An MK Receives High Honors
Angela Shuff, Message Editor
Missionary kids (MKs) have unique struggles growing up on the mission fields of the world; however, being an MK also brings great blessing and opportunity. Benjamin D. Schmidt is an example of a young man who made the most of the opportunities given him as a Canadian MK in the Middle East. God has enabled him to meet great challenges, and now he has achieved a great honor.
ABWE congratulates Benjamin, a newly commissioned infantry officer within the Canadian Armed Forces. He graduated with a B.A. in Military and Strategic Studies at the Convocation of the Royal Military College of Canada, held Wednesday, May 16, 2007. He then received Her Majesty’s Commission as Second Lieutenant at the RMC Commissioning Parade, held Thursday, May 17, 2007. At his commissioning service, Benjamin received the Douglas MacArthur Leadership Award and a Sword of Distinction for his exemplary demonstration of the college’s four pillars: academics, leadership, athletics, and bilingualism (English and French). During his senior year at the college, he was named the Cadet Wing Senior, the number one cadet in charge of 1,000 officer cadets. He gave thirty hours a week to leadership responsibilities on top of his school work, and even commanded his own graduation parade.

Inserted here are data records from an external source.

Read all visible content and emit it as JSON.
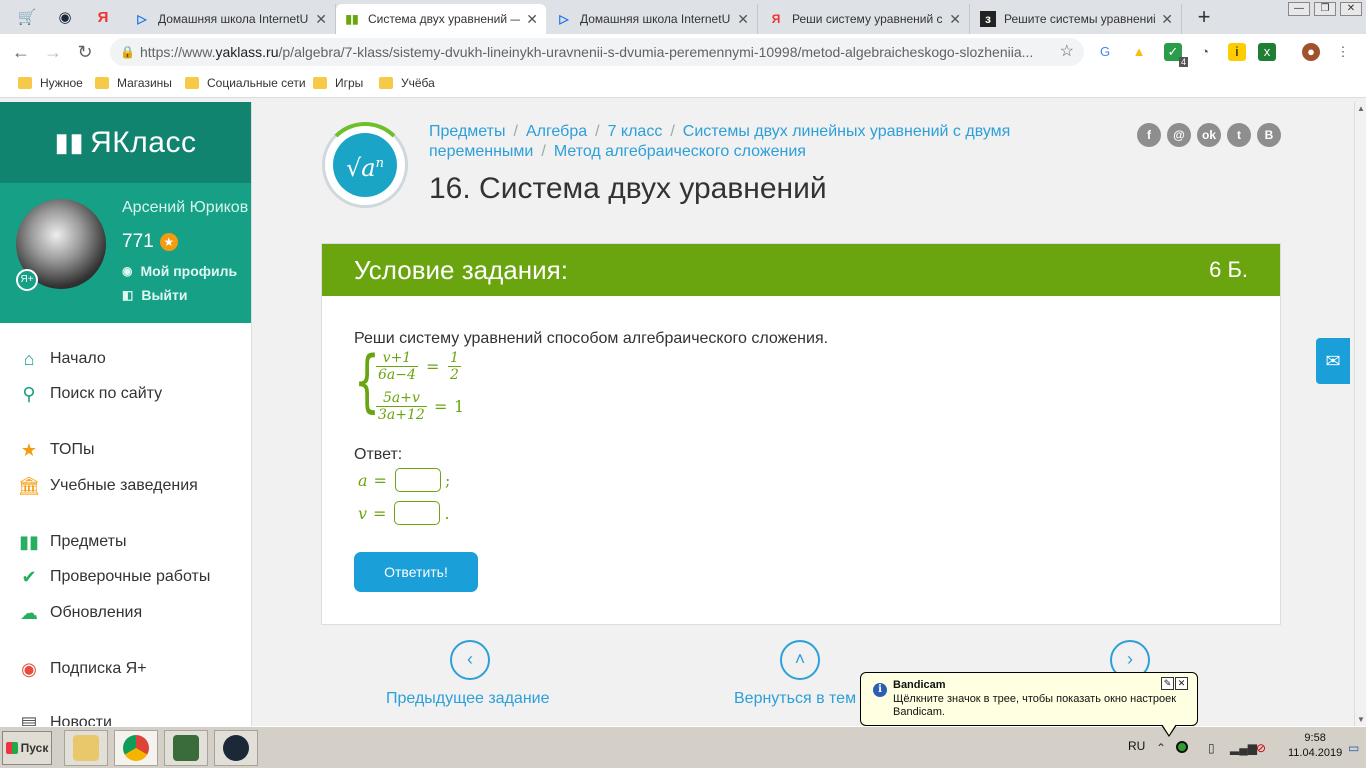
{
  "browser": {
    "tabs": [
      {
        "title": "Домашняя школа InternetUrок",
        "favicon": "play-icon"
      },
      {
        "title": "Система двух уравнений — з",
        "favicon": "yaklass-icon",
        "active": true
      },
      {
        "title": "Домашняя школа InternetUrок",
        "favicon": "play-icon"
      },
      {
        "title": "Реши систему уравнений спо",
        "favicon": "yandex-icon"
      },
      {
        "title": "Решите системы уравнений с",
        "favicon": "znanija-icon"
      }
    ],
    "url_prefix": "https://www.",
    "url_domain": "yaklass.ru",
    "url_path": "/p/algebra/7-klass/sistemy-dvukh-lineinykh-uravnenii-s-dvumia-peremennymi-10998/metod-algebraicheskogo-slozheniia...",
    "extension_badge": "4",
    "bookmarks": [
      "Нужное",
      "Магазины",
      "Социальные сети",
      "Игры",
      "Учёба"
    ]
  },
  "sidebar": {
    "logo": "ЯКласс",
    "user_name": "Арсений Юриков",
    "points": "771",
    "badge": "Я+",
    "profile_link": "Мой профиль",
    "logout_link": "Выйти",
    "menu": [
      {
        "label": "Начало",
        "icon": "home-icon"
      },
      {
        "label": "Поиск по сайту",
        "icon": "search-icon"
      },
      {
        "label": "ТОПы",
        "icon": "star-icon"
      },
      {
        "label": "Учебные заведения",
        "icon": "institution-icon"
      },
      {
        "label": "Предметы",
        "icon": "books-icon"
      },
      {
        "label": "Проверочные работы",
        "icon": "check-circle-icon"
      },
      {
        "label": "Обновления",
        "icon": "cloud-upload-icon"
      },
      {
        "label": "Подписка Я+",
        "icon": "yaplus-icon"
      },
      {
        "label": "Новости",
        "icon": "news-icon"
      }
    ]
  },
  "main": {
    "breadcrumbs": [
      "Предметы",
      "Алгебра",
      "7 класс",
      "Системы двух линейных уравнений с двумя переменными",
      "Метод алгебраического сложения"
    ],
    "title": "16. Система двух уравнений",
    "social": [
      "f",
      "@",
      "ok",
      "t",
      "В"
    ],
    "card_title": "Условие задания:",
    "card_score": "6 Б.",
    "task_text": "Реши систему уравнений способом алгебраического сложения.",
    "eq1": {
      "num": "v+1",
      "den": "6a−4",
      "rhs_num": "1",
      "rhs_den": "2"
    },
    "eq2": {
      "num": "5a+v",
      "den": "3a+12",
      "rhs": "1"
    },
    "answer_label": "Ответ:",
    "var_a": "a",
    "var_v": "v",
    "equals": "=",
    "sep_a": ";",
    "sep_v": ".",
    "submit_label": "Ответить!",
    "prev_label": "Предыдущее задание",
    "back_label": "Вернуться в тем"
  },
  "taskbar": {
    "start_label": "Пуск",
    "lang": "RU",
    "time": "9:58",
    "date": "11.04.2019"
  },
  "balloon": {
    "title": "Bandicam",
    "message": "Щёлкните значок в трее, чтобы показать окно настроек Bandicam."
  },
  "colors": {
    "sidebar_dark": "#11846f",
    "sidebar_user": "#16a085",
    "card_header": "#6aa50f",
    "link": "#2d9fd9",
    "button": "#1a9fd8"
  }
}
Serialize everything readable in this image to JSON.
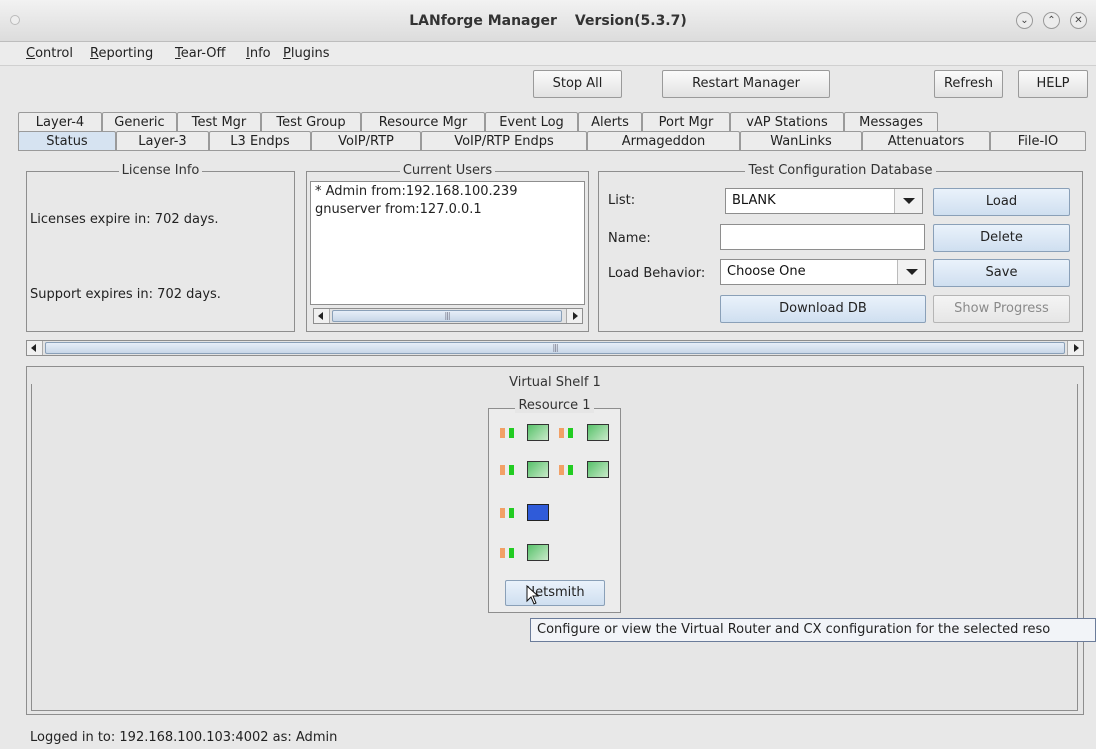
{
  "window": {
    "title": "LANforge Manager",
    "version": "Version(5.3.7)",
    "minimize_glyph": "⌄",
    "maximize_glyph": "⌃",
    "close_glyph": "✕"
  },
  "menu": [
    {
      "u": "C",
      "rest": "ontrol"
    },
    {
      "u": "R",
      "rest": "eporting"
    },
    {
      "u": "T",
      "rest": "ear-Off"
    },
    {
      "u": "I",
      "rest": "nfo"
    },
    {
      "u": "P",
      "rest": "lugins"
    }
  ],
  "toolbar": {
    "stop_all": "Stop All",
    "restart_manager": "Restart Manager",
    "refresh": "Refresh",
    "help": "HELP"
  },
  "tabs_row1": [
    "Layer-4",
    "Generic",
    "Test Mgr",
    "Test Group",
    "Resource Mgr",
    "Event Log",
    "Alerts",
    "Port Mgr",
    "vAP Stations",
    "Messages"
  ],
  "tabs_row2": [
    "Status",
    "Layer-3",
    "L3 Endps",
    "VoIP/RTP",
    "VoIP/RTP Endps",
    "Armageddon",
    "WanLinks",
    "Attenuators",
    "File-IO"
  ],
  "active_tab": "Status",
  "license": {
    "title": "License Info",
    "licenses": "Licenses expire in: 702 days.",
    "support": "Support expires in: 702 days."
  },
  "users": {
    "title": "Current Users",
    "lines": [
      "* Admin from:192.168.100.239",
      "gnuserver from:127.0.0.1"
    ]
  },
  "db": {
    "title": "Test Configuration Database",
    "list_label": "List:",
    "list_value": "BLANK",
    "name_label": "Name:",
    "name_value": "",
    "behavior_label": "Load Behavior:",
    "behavior_value": "Choose One",
    "load": "Load",
    "delete": "Delete",
    "save": "Save",
    "download": "Download DB",
    "show_progress": "Show Progress"
  },
  "shelf": {
    "title": "Virtual Shelf 1",
    "resource_title": "Resource 1",
    "netsmith": "Netsmith"
  },
  "tooltip": "Configure or view the Virtual Router and CX configuration for the selected reso",
  "status": "Logged in to:  192.168.100.103:4002  as:  Admin"
}
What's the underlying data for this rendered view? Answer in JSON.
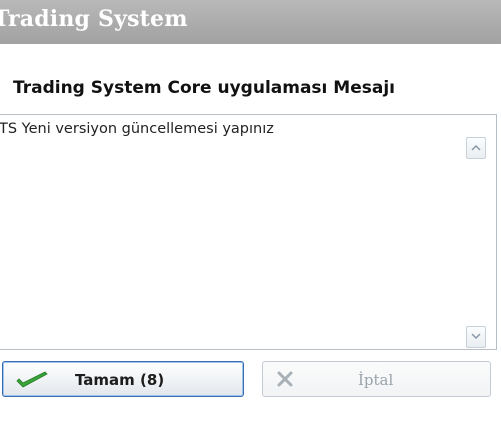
{
  "window": {
    "title": "Trading System"
  },
  "header": {
    "title": "Trading System Core uygulaması Mesajı"
  },
  "message": {
    "text": "TS Yeni versiyon güncellemesi yapınız"
  },
  "buttons": {
    "ok_label": "Tamam (8)",
    "ok_icon": "checkmark-icon",
    "cancel_label": "İptal",
    "cancel_icon": "x-icon"
  },
  "colors": {
    "titlebar": "#acacac",
    "ok_border": "#3a6cb0",
    "check_green": "#3aa33a"
  }
}
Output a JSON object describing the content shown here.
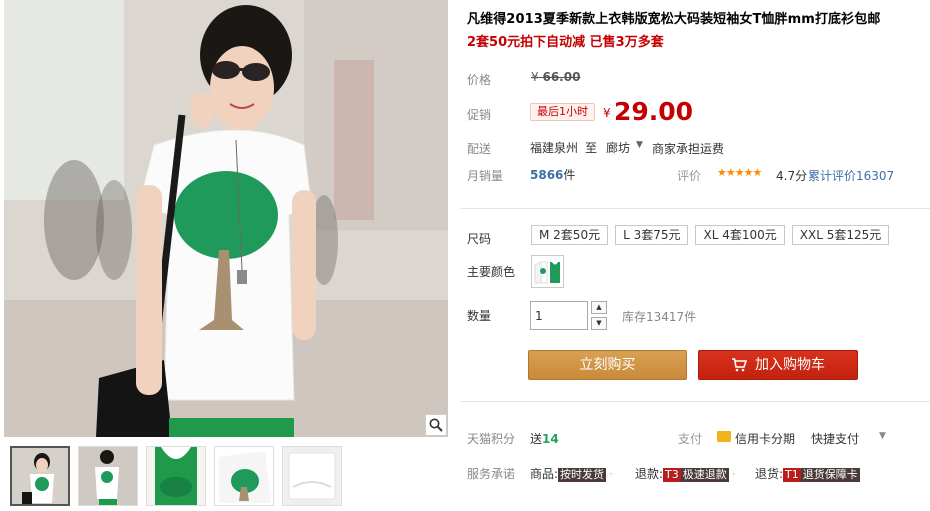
{
  "product": {
    "title": "凡维得2013夏季新款上衣韩版宽松大码装短袖女T恤胖mm打底衫包邮",
    "subtitle": "2套50元拍下自动减 已售3万多套"
  },
  "price": {
    "label": "价格",
    "currency": "¥",
    "original": "66.00",
    "promo_label": "促销",
    "promo_tag": "最后1小时",
    "current": "29.00"
  },
  "shipping": {
    "label": "配送",
    "from": "福建泉州",
    "to_word": "至",
    "destination": "廊坊",
    "fee": "商家承担运费"
  },
  "sales": {
    "label": "月销量",
    "count": "5866",
    "unit": "件",
    "rating_label": "评价",
    "stars": "★★★★★",
    "score": "4.7分",
    "reviews": "累计评价16307"
  },
  "sku": {
    "size_label": "尺码",
    "sizes": [
      "M 2套50元",
      "L 3套75元",
      "XL 4套100元",
      "XXL 5套125元"
    ],
    "color_label": "主要颜色",
    "qty_label": "数量",
    "qty_value": "1",
    "stock": "库存13417件"
  },
  "actions": {
    "buy": "立刻购买",
    "cart": "加入购物车"
  },
  "points": {
    "label": "天猫积分",
    "prefix": "送",
    "value": "14"
  },
  "payment": {
    "label": "支付",
    "credit": "信用卡分期",
    "fast": "快捷支付"
  },
  "service": {
    "label": "服务承诺",
    "goods_label": "商品:",
    "goods_tag": "按时发货",
    "refund_label": "退款:",
    "refund_tag_code": "T3",
    "refund_tag": "极速退款",
    "return_label": "退货:",
    "return_tag_code": "T1",
    "return_tag": "退货保障卡"
  },
  "colors": {
    "price_red": "#c40000",
    "buy_orange": "#c98a3a",
    "cart_red": "#c3220f",
    "link_blue": "#3c6fa8",
    "shirt_green": "#1f9a5a"
  }
}
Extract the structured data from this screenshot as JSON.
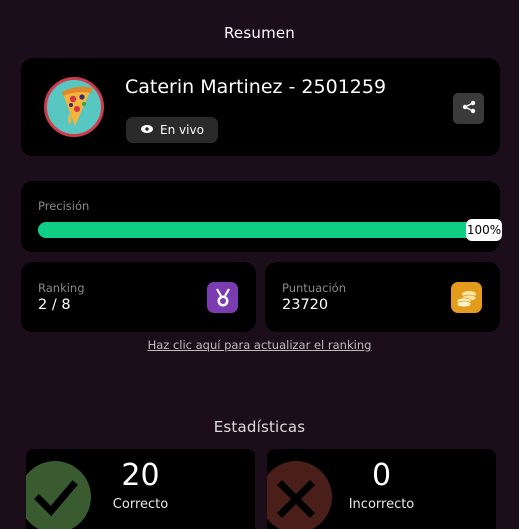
{
  "summary": {
    "title": "Resumen"
  },
  "profile": {
    "name": "Caterin Martinez - 2501259",
    "status_label": "En vivo",
    "avatar_icon": "pizza-icon",
    "share_icon": "share-icon"
  },
  "precision": {
    "label": "Precisión",
    "percent": 100,
    "percent_text": "100%",
    "bar_color": "#0fcf86"
  },
  "ranking": {
    "label": "Ranking",
    "value": "2 / 8",
    "icon": "medal-icon",
    "icon_color": "#7a3cb0"
  },
  "score": {
    "label": "Puntuación",
    "value": "23720",
    "icon": "coins-icon",
    "icon_color": "#e39b1c"
  },
  "refresh_link": "Haz clic aquí para actualizar el ranking",
  "statistics": {
    "title": "Estadísticas",
    "correct": {
      "value": "20",
      "label": "Correcto",
      "icon": "check-icon",
      "color": "#3a5a2f"
    },
    "incorrect": {
      "value": "0",
      "label": "Incorrecto",
      "icon": "x-icon",
      "color": "#4a1f1a"
    }
  }
}
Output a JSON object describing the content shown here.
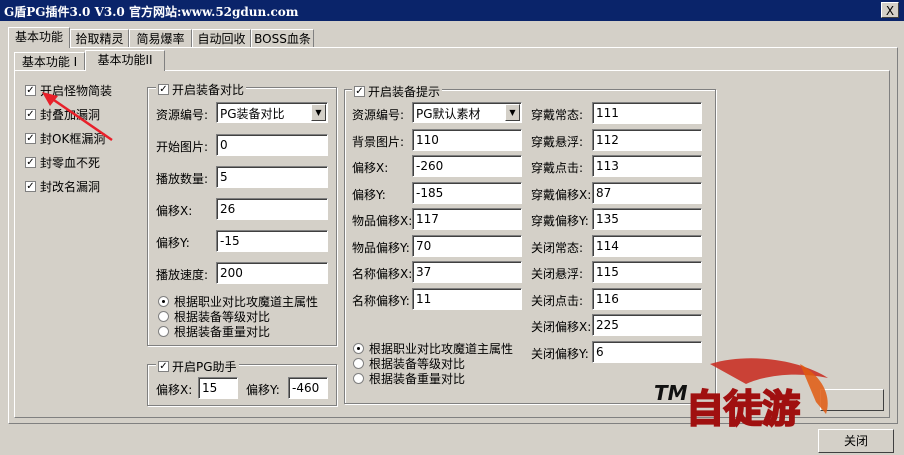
{
  "window": {
    "title": "G盾PG插件3.0 V3.0  官方网站:www.52gdun.com",
    "close_glyph": "X"
  },
  "tabs": [
    "基本功能",
    "拾取精灵",
    "简易爆率",
    "自动回收",
    "BOSS血条"
  ],
  "subtabs": [
    "基本功能 I",
    "基本功能II"
  ],
  "left_checks": [
    "开启怪物简装",
    "封叠加漏洞",
    "封OK框漏洞",
    "封零血不死",
    "封改名漏洞"
  ],
  "equip_compare": {
    "title": "开启装备对比",
    "fields": [
      {
        "label": "资源编号:",
        "value": "PG装备对比",
        "type": "select"
      },
      {
        "label": "开始图片:",
        "value": "0"
      },
      {
        "label": "播放数量:",
        "value": "5"
      },
      {
        "label": "偏移X:",
        "value": "26"
      },
      {
        "label": "偏移Y:",
        "value": "-15"
      },
      {
        "label": "播放速度:",
        "value": "200"
      }
    ],
    "radios": [
      "根据职业对比攻魔道主属性",
      "根据装备等级对比",
      "根据装备重量对比"
    ],
    "selected_radio": 0
  },
  "pg_helper": {
    "title": "开启PG助手",
    "offset_x_label": "偏移X:",
    "offset_x": "15",
    "offset_y_label": "偏移Y:",
    "offset_y": "-460"
  },
  "equip_tip": {
    "title": "开启装备提示",
    "left_fields": [
      {
        "label": "资源编号:",
        "value": "PG默认素材",
        "type": "select"
      },
      {
        "label": "背景图片:",
        "value": "110"
      },
      {
        "label": "偏移X:",
        "value": "-260"
      },
      {
        "label": "偏移Y:",
        "value": "-185"
      },
      {
        "label": "物品偏移X:",
        "value": "117"
      },
      {
        "label": "物品偏移Y:",
        "value": "70"
      },
      {
        "label": "名称偏移X:",
        "value": "37"
      },
      {
        "label": "名称偏移Y:",
        "value": "11"
      }
    ],
    "right_fields": [
      {
        "label": "穿戴常态:",
        "value": "111"
      },
      {
        "label": "穿戴悬浮:",
        "value": "112"
      },
      {
        "label": "穿戴点击:",
        "value": "113"
      },
      {
        "label": "穿戴偏移X:",
        "value": "87"
      },
      {
        "label": "穿戴偏移Y:",
        "value": "135"
      },
      {
        "label": "关闭常态:",
        "value": "114"
      },
      {
        "label": "关闭悬浮:",
        "value": "115"
      },
      {
        "label": "关闭点击:",
        "value": "116"
      },
      {
        "label": "关闭偏移X:",
        "value": "225"
      },
      {
        "label": "关闭偏移Y:",
        "value": "6"
      }
    ],
    "radios": [
      "根据职业对比攻魔道主属性",
      "根据装备等级对比",
      "根据装备重量对比"
    ],
    "selected_radio": 0
  },
  "footer": {
    "close_button": "关闭"
  },
  "watermark": {
    "text": "TM 自徒游"
  },
  "colors": {
    "titlebar": "#0a246a",
    "face": "#d4d0c8",
    "arrow": "#e8202a"
  }
}
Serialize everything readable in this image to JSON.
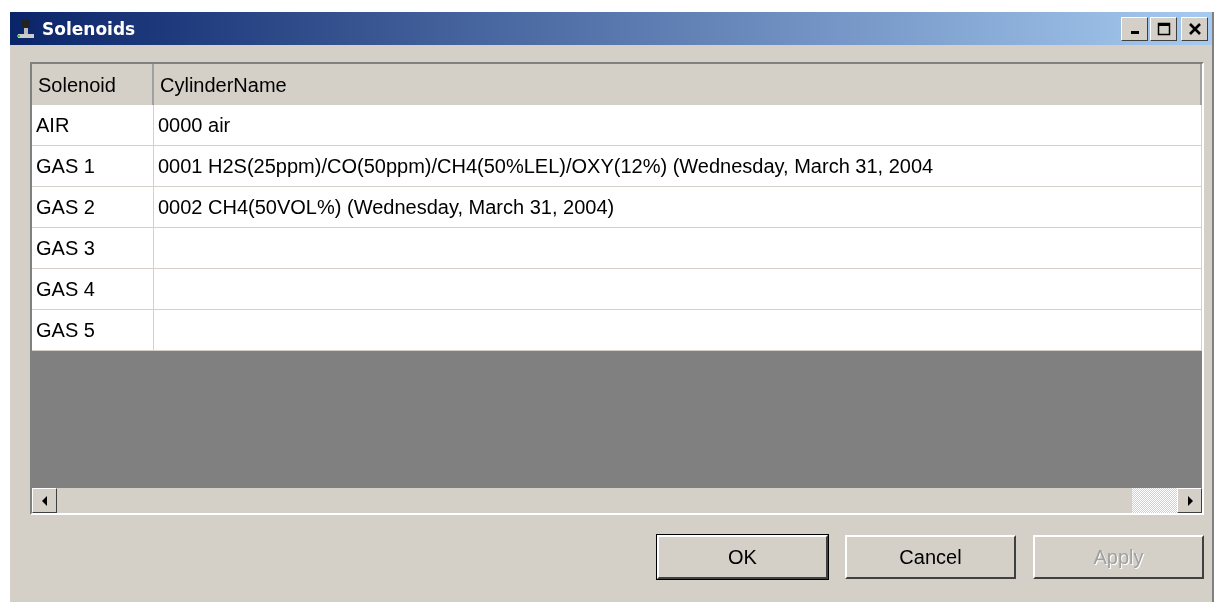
{
  "window": {
    "title": "Solenoids"
  },
  "table": {
    "columns": [
      "Solenoid",
      "CylinderName"
    ],
    "rows": [
      {
        "cells": [
          "AIR",
          "0000 air"
        ]
      },
      {
        "cells": [
          "GAS 1",
          "0001 H2S(25ppm)/CO(50ppm)/CH4(50%LEL)/OXY(12%) (Wednesday, March 31, 2004"
        ]
      },
      {
        "cells": [
          "GAS 2",
          "0002 CH4(50VOL%) (Wednesday, March 31, 2004)"
        ]
      },
      {
        "cells": [
          "GAS 3",
          ""
        ]
      },
      {
        "cells": [
          "GAS 4",
          ""
        ]
      },
      {
        "cells": [
          "GAS 5",
          ""
        ]
      }
    ]
  },
  "buttons": [
    {
      "label": "OK",
      "default": true,
      "disabled": false
    },
    {
      "label": "Cancel",
      "default": false,
      "disabled": false
    },
    {
      "label": "Apply",
      "default": false,
      "disabled": true
    }
  ]
}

In 1989, when Benjamin was four years old, his parents went to the Middle East as missionaries. Benjamin went to public kindergarten with Muslims, Jews, and Christian Arabs, and all of his studies were in Hebrew, his first written language. By the time he was ten, he was fluent in Hebrew, Arabic, and English. Wanting to learn French, he went to a private French institution for high school.
Although Benjamin grew up in a turbulent part of the Middle East, he only thinks of his experience there in a positive light. During the Gulf War, he remembers wearing gas masks to bed at night. Surprisingly, Benjamin wasn’t crippled with fear, even when a suicide bomber mistakenly bombed his school building, and many students were injured. Like others who live in the Middle East, it was part of his culture to live in the midst of tension and violence. Benjamin says being an MK in that part of the world made him a stronger man in every capacity and gave him a unique perspective on the world. His parents and his love for the Lord steadied him, and he was keenly aware of the big picture which helped during times of uncertainty and fear.
“The growth you can get out of being an MK is great,” Benjamin says. “But the MK experience can go either way. So many thrive on it, yet so many others are crushed.” Benjamin sees his experience as a blessing, one that has given him many opportunities and prepared him for the road ahead. He feels humbled to have received such high honors from the Royal Military College of Canada, and he plans on working hard and continuing to be a leader wherever he is placed on duty.